A European manufacturing company needed a reliable way to monitor their mirrored SQL Server systems.
This manufacturer took the necessary steps to make their various business critical production systems highly available
by mirroring their SQL Servers.
They then discovered a distinct lack of suitable tools to monitor the status of the
mirroring and to raise the necessary alerts when it either failed or was not operating within desirable parameters.
The requirement was to have a sophisticated, yet simple monitoring and alerting system. It needed to require no IT
infrastructure support, be simple to install and extremely lightweight.
Develop a batch based, single executable monitoring system with e-mail alerting on problems and a heartbeat system to
ensure it was always running.
- Dotnet Framework
- Visual Studio
- SentiLAN Heartbeat Monitor
24x7 monitoring of the mirrored SQL Servers to ensure the transactions are being mirrored and the system
performance is within acceptable parameters.
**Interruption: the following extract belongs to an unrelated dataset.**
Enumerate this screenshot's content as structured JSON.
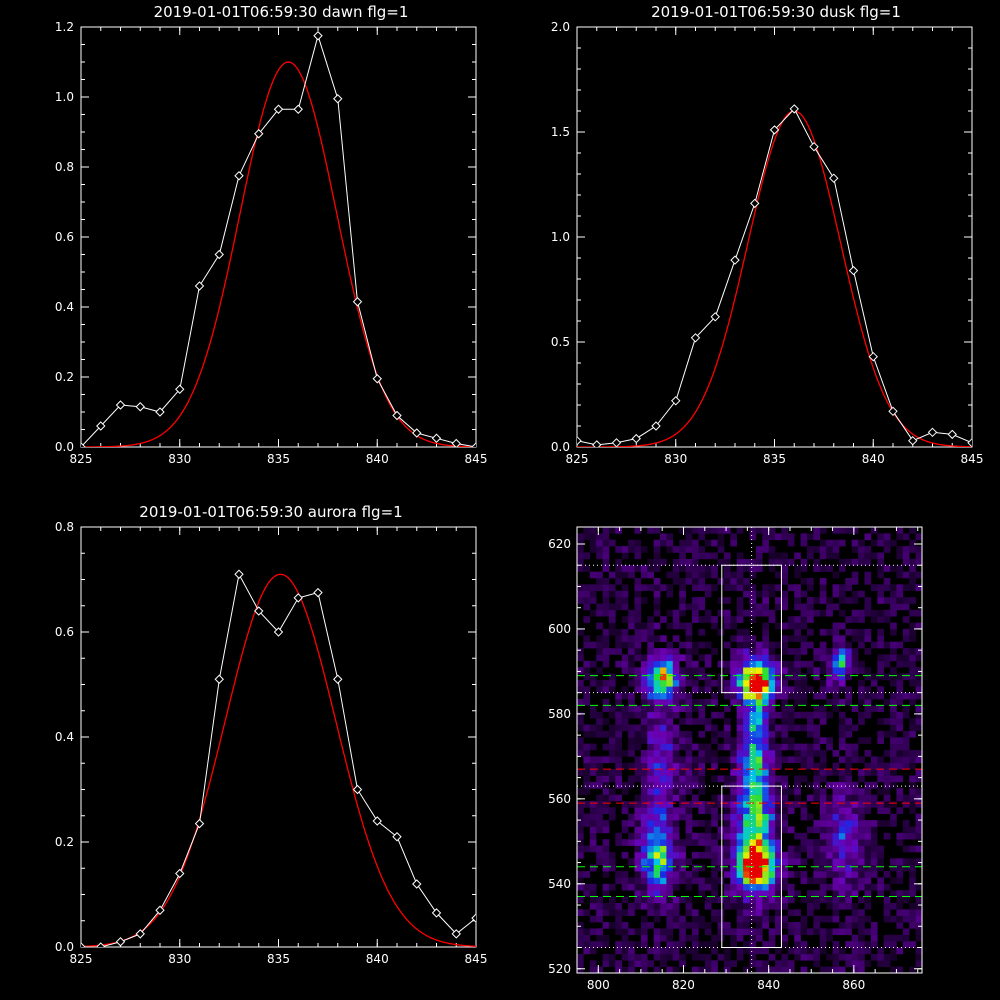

This client recognised the need to make the database servers for their manufacturing systems highly available through SQL Mirroring.
The servers are housed in geographically separate locations and connected by high-speed leased line. SQL Server Mirroring allows
the transactions to be replicated in real-time from the primary to mirror server. In the event of a link failure, these transactions
are queued until such time as the link is reinstated. The queued transactions are then applied to the mirror server and transactional
This process is presided over by a third server - the witness server. This server is responsible for identifying the failure of the primary server and via a quorum
vote, instructing the mirror server to take over live operations. While it does not participate in the transactional replication, its role is still important in the
overall running of the system.
This type of system has to be monitored to ensure all the components are functioning properly and efficiently. There is no point in having the primary
server fail, only to discover that the backup had failed some time back and nobody had noticed. Equally disastrous would be a backup server that was
failing to keep up to date with the transactions being replicated from the primary. In the event of a failover, there then becomes a discrepancy in the
data. Finally, a successful failover from primary to backup which goes unnoticed can leave the company at risk if no-one knows the primary requires attention.
However, they were to subsequently discover a considerable lack of monitoring tools for this type of solution.
Their requirement was to have a suitable monitoring tool developed quickly. It needed to place no demands on their internal IT team or infrastructure
and had to run in the existing SQL Server environment. This meant it had to be extremely lightweight, easy to install and simple to configure.
The monitoring tool had to not only monitor the health of the transactional mirror, but also the general availability of the three servers, the
performance of the replication and a few other general health indicators such as disk space.
We elected to develop a simple console utility which could be triggered by the built-in operating system scheduler every few minutes. It performs the following functions:
- Ping all servers for basic availability. Alert if the ping does not respond, or latency is above acceptable limits.
- Check the disk space on all servers. Alert if space is below acceptable limits.
- Make a database connection to each server. Alert if the connection fails.
- Check the mirror status of all mirrored databases. Alert if the mirror is degraded or failed over.
- Check the size of the replication queues and the rate they are being processed. Alert if outside acceptable limits.
The application maintains state information between executions in order to calculate the replication rates.
In the event a problem is discovered, a detailed e-mail is dispatched to key support/business support personnel as well as to the Exmos support team/developers.
One thing that was not desirable was an e-mail every few minutes indicating everything was OK. At the same time, it was important not to assume that
no news was good news. If the server on which the monitoring was being performed was to fail, then the utility would no longer be checking the status.
We therefore integrated the utility into our SentiLAN Heartbeat system. This allows us to receive heartbeat transmissions by a variety of mechanisms to
ensure that various systems and tools are functioning. In this case, the utility sends a very small e-mail each time it runs. This is received via
a custom SMTP Server at Exmos and fed into our heartbeat system. Should the utility fail to run for any reason, the Exmos support/development people
are notified via a dashboard application which runs on all desktops.
The customer has two separate SQL Mirror systems (one in the UK and one in Europe) which it is comfortable in knowing they are monitored 24x7. Although they
have not had a real world disaster which would cause a failover, they have run a number of disaster recovery tests and the utility has alerted exactly as
expected. This is in both recognising the failover and subsequent return to normality once the failback was completed.
It has however been triggered due to unplanned system maintenance and also identified occasional latency issues between the locations.
Finally, it requires no sophisticated IT infrastructure to support it.